Did you miss this seminar or would you like to watch some parts (again)?
You can watch the recording of the seminar on this playlist:

https://www.youtube.com/playlist?list=PL-vTxWFyVBpEllXo6thA8ZQ_OpYkThIfQ

If you have not yet registered for the remaining seminar, you can register here. Please subscribe to the UBLeiden Youtube channel not to miss the wrap-up videos for seminar 3.

WRAP-UP Seminar 2

Reproducibility is a convoluted term which has been applied in many different ways, but, in the first lecture, Christof Schöch offered a very clear explanation of some the central concepts in this context. To avoid confusion, he used ‘repeatable research’ as a more encompassing term, and he proposed a typology of repeatable research which considers three basic variables: the data that are used, the study’s methods and the research question. These variables can be combined to form a three-dimensional space which we can use to classify specific forms of repeated research. Schöch also discussed a number of concrete examples of repeated research. One of these focused on a study conducted in 1887 by T.C. Mendenhall, which was revisited in 2015. When we apply existing methodological approaches to other data or to other questions, this can often lead to interesting new insights.

In the second lecture, Bart Penders focused mostly on the conceptual boundaries of replication. Is replication actually possible and/or desirable within all academic disciplines? He firstly explained, using references to H.M. Collins’ Changing Order, that the knowledge that is needed to replicate an experiment cannot always be articulated fully. Such forms of tacit knowledge can, in most cases, be transferred only via face-to-face interactions. The aim of the open science movement is to make the entire scholarly workflow more transparent, and this may make replication more attainable in many fields. We still need to ask ourselves the question, nonetheless, whether replication is actually the right tool for the job in all situations. The ‘job’, in this context, is the aim to safeguard the reliability and the robustness of scientific claims. Collins referred to replication as ‘the Supreme Court of science’, but it ought to be stressed that its jurisdiction is not universal. When considering the ‘rightness of the tool’, we need to consider the fact that academic disciplines may differ with respect to methodology and epistemic culture. In the humanities and in the interpretative social sciences, we can generally assess the quality of the research on the basis of written publications alone, but in areas such as the natural sciences and the life sciences, we cannot always take the reported findings at face value. In the latter cases, we often need access to other resources in the study’s ‘network of circulating references’, such as data sets, computer code or research protocols. There may also be the practical problem that certain phenomena that are studied simply cannot be replicated, such as the Big Bang, or pre-Covid vaccine hesitancy.

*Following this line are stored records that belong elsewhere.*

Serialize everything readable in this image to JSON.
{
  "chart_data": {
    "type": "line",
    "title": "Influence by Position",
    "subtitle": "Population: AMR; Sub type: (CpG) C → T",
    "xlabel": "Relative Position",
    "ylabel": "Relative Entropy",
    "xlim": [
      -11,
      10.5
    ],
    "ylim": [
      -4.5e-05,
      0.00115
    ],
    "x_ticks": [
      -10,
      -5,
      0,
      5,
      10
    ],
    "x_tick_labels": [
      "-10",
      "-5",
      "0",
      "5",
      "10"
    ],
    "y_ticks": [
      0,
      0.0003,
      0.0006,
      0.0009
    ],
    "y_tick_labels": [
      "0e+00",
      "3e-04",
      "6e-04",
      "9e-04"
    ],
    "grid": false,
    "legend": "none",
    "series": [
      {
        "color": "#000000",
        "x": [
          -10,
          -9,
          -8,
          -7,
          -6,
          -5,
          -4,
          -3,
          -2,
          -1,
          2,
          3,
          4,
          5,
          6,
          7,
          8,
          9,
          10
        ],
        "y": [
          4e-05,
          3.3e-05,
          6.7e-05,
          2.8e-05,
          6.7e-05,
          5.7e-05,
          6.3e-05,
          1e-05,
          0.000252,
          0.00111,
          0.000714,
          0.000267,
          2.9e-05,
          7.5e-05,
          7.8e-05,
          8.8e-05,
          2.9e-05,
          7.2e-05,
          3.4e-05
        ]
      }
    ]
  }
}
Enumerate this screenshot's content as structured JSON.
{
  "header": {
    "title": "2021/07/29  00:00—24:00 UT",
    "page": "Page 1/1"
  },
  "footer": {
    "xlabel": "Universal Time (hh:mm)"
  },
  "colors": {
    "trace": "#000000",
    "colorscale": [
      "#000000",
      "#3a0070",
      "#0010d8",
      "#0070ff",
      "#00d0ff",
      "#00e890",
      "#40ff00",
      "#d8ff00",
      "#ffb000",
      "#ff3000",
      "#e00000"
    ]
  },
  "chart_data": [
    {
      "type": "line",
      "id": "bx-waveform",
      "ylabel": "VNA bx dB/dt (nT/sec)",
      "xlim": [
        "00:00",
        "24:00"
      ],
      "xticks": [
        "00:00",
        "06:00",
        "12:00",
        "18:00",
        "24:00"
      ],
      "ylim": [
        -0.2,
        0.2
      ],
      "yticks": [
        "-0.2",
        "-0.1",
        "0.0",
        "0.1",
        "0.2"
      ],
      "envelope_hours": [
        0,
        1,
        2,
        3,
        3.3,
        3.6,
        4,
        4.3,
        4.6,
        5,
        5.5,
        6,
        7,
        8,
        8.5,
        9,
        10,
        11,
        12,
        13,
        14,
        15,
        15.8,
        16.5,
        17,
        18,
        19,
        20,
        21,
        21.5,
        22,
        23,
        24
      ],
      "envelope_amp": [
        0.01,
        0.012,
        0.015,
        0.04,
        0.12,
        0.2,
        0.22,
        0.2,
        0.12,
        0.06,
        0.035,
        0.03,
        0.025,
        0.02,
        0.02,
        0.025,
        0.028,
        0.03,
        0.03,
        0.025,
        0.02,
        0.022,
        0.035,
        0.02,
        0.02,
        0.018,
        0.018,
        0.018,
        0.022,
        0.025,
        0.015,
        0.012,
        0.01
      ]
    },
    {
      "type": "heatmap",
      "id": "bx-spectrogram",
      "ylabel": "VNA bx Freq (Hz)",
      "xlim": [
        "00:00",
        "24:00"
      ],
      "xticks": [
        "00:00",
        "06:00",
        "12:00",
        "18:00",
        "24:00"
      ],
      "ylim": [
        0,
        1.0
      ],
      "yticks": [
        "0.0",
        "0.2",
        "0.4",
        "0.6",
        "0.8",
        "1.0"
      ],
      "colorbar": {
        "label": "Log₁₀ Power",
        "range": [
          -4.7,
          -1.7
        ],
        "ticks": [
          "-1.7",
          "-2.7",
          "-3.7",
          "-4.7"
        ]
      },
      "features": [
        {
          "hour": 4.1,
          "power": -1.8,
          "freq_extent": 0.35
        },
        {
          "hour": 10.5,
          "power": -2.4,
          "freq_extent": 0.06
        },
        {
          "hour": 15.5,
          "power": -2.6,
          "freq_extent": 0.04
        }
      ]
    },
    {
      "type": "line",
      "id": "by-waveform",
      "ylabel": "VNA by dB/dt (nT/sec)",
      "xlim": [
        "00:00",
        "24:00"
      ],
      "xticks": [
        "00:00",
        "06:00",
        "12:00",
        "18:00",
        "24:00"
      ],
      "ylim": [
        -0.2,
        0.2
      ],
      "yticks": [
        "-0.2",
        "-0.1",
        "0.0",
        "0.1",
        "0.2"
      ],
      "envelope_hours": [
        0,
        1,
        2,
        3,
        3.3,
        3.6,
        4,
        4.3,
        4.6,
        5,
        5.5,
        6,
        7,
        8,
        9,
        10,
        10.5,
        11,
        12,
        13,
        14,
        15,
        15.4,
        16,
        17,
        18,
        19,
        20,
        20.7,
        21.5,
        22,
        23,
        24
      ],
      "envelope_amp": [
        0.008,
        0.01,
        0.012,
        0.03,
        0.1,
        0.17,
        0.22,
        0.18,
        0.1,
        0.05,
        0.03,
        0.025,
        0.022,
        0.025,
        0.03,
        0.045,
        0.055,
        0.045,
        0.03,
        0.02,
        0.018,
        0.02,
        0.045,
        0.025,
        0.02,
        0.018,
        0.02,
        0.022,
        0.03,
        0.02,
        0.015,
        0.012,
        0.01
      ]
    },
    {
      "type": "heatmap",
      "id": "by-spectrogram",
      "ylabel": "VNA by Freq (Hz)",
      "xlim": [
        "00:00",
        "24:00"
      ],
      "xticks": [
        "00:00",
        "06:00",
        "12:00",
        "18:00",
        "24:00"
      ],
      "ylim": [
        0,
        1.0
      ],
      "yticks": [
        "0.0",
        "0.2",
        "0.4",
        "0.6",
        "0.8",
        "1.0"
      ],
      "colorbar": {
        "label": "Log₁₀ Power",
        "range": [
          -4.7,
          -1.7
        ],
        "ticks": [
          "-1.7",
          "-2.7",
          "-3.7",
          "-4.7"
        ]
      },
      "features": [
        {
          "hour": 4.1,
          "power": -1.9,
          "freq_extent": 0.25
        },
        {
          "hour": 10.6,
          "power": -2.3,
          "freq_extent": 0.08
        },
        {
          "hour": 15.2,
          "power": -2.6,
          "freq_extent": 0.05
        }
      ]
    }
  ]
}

In the third talk, I illustrated some of the general topics that were raised in the first two lectures by discussing the results of a number of concrete replication studies conducted for projects in the digital humanities. Researchers who replicate a study usually need to develop more specific operational criteria that can help them to evaluate if and how a study can actually be replicated. In the digital humanities, many researchers have fortunately adopted the general principles of computational reproducibility. Researchers increasingly offer access to the raw or the processed data they have worked with, and many studies have also shared the full code that has been developed. Such open materials evidently make the task of replication much easier. It must be stressed, nonetheless, that when all the analytic processes are repeated, this does not mean that we can also verify whether a certain finding is correct or truthful. If there are logical mistakes in the code, for example, these mistakes can also be repeated in the replication. To be able to corroborate or to refute the findings, we generally need to recollect data or to reconstruct methods.